Подводя итог, заметим следующее. К началу 90-х годов XIX века художественная интеллигенция поняла, что в русском искусстве грядут изменения. Новация заключалась в том, что вместе с новым поколением пришло новое направление, позже названое декадентством, модернизмом, символизмом. Характерно, что старое поколение весьма скептически отнеслось к своим наследникам. Таким образом, возник конфликт «отцов и детей», который, преодолев рубеж веков, сошел на нет лишь к началу 1910-х годов. Главными вопросами, которые стали центральными в споре двух поколений были: проблема неприятия молодежью наследия их «отцов», вопрос о самостоятельности и единстве нового направления, приемлемость модернизма для русской культуры - ведь направление было заимствовано из западного искусства. Таким образом, новое направление, как и следовало ожидать от любого недавно зародившегося направления, возникло в условиях негативного к нему отношения со стороны их предшественников.

.2 Социальная роль искусства

Со второй половины XIX века в русском искусстве был провозглашен утилитаризм, главным постулатом которого был принцип - искусство должно отражать реальную жизнь и быть полезным обществу. Только когда искусство приносит пользу, оно является искусством.

В начале 90-х годов, с приходом нового направления, возникает и давно забытый эстетический принцип «искусство для искусства», которого придерживались модернисты. Они полагали, что искусство ценно само по себе, и должно существовать независимо от пользы. Старое поколение художественной интеллигенции придерживалось мнения, что искусство создается при помощи людей и для людей, а потому должно нести в себе некий нравственный заряд и должно быть тесно связано с народом. Таким образом, возник конфликт двух направлений, которые не совпадали ни по взглядам, ни по интересам.

Главным образом можно выделить две проблемы, которые волновали оба лагеря интеллигенции в отношении социальной роли искусства:

-   уместен ли утилитаризм в искусстве;

-        необходима ли связь искусства с народом.

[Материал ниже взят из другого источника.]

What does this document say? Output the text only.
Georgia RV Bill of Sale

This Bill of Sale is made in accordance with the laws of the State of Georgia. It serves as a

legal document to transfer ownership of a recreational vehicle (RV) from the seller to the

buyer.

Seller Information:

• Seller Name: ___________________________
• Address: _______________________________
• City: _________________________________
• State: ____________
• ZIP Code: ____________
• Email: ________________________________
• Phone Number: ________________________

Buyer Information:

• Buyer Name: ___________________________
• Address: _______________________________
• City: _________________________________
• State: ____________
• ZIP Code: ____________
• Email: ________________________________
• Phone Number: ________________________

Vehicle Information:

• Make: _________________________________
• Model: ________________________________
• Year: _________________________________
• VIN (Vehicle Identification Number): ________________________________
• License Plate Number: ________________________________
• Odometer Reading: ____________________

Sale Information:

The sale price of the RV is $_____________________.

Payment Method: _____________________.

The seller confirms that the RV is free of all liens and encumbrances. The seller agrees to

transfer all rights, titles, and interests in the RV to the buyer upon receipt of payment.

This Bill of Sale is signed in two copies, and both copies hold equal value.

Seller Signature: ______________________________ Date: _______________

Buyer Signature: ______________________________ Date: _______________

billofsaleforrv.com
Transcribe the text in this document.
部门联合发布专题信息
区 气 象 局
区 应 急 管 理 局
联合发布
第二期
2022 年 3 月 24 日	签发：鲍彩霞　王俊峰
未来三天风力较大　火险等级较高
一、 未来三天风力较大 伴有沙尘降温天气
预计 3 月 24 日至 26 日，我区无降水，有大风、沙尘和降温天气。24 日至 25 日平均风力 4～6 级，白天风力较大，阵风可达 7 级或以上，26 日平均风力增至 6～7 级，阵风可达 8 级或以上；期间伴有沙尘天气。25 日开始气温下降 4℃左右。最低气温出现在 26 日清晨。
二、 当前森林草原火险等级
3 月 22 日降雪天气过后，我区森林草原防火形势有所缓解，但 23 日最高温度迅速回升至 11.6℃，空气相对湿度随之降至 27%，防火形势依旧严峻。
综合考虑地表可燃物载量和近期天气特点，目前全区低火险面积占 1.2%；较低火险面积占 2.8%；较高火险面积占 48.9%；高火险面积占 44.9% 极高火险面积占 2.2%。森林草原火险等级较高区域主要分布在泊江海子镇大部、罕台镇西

Начнем с первой проблемы. Одним из яростных приверженцев утилитаризма в искусстве был В.В. Соловьев. Ряд его блестящих работ посвящен именно этой эстетической проблеме. В 1889 и 1890 гг. в журнале «Вопросы философии и психологии» вышли две его статьи, «Красота в природе» и «Общий смысл искусства», тесно связанные между собой. В них он впервые затронул противостояния двух эстетических принципов - «искусство для искусства» и утилитаризма. Соловьев замечает: «Страшно, кажется, возлагать на красоту спасение мира, когда приходиться спасать саму красоту от художественных и критических опытов, старающихся заменить идеально-прекрасное реально-безобразным. Но если не смущаться грубыми, а иногда и совсем нелепыми выражениями новейшего эстетического реализма (и утилитаризма), а вникнуть в существенный смысл его требований, то в них именно и окажется безотчетное и противоречивое, но тем более дорогое признание за красотою мирового значения: ее кажущиеся гонители усвояют ей как раз эту самую задачу спасать мир. Чистое искусство, или искусство для искусства, отвергается как праздная забава; идеальная красота презирается как произвольная и пустая прикраса действительности. Значит, требуется, чтобы настоящее художество было важным делом, значит, признается за истиною красотою способность глубоко и сильно воздействовать на реальный мир». То есть Соловьев замечает, что если «очистить» утилитаризм от всевозможных пышных формулировок и посмотреть на суть - что искусство есть великое и важное дело, - то это будет самый правильный взгляд.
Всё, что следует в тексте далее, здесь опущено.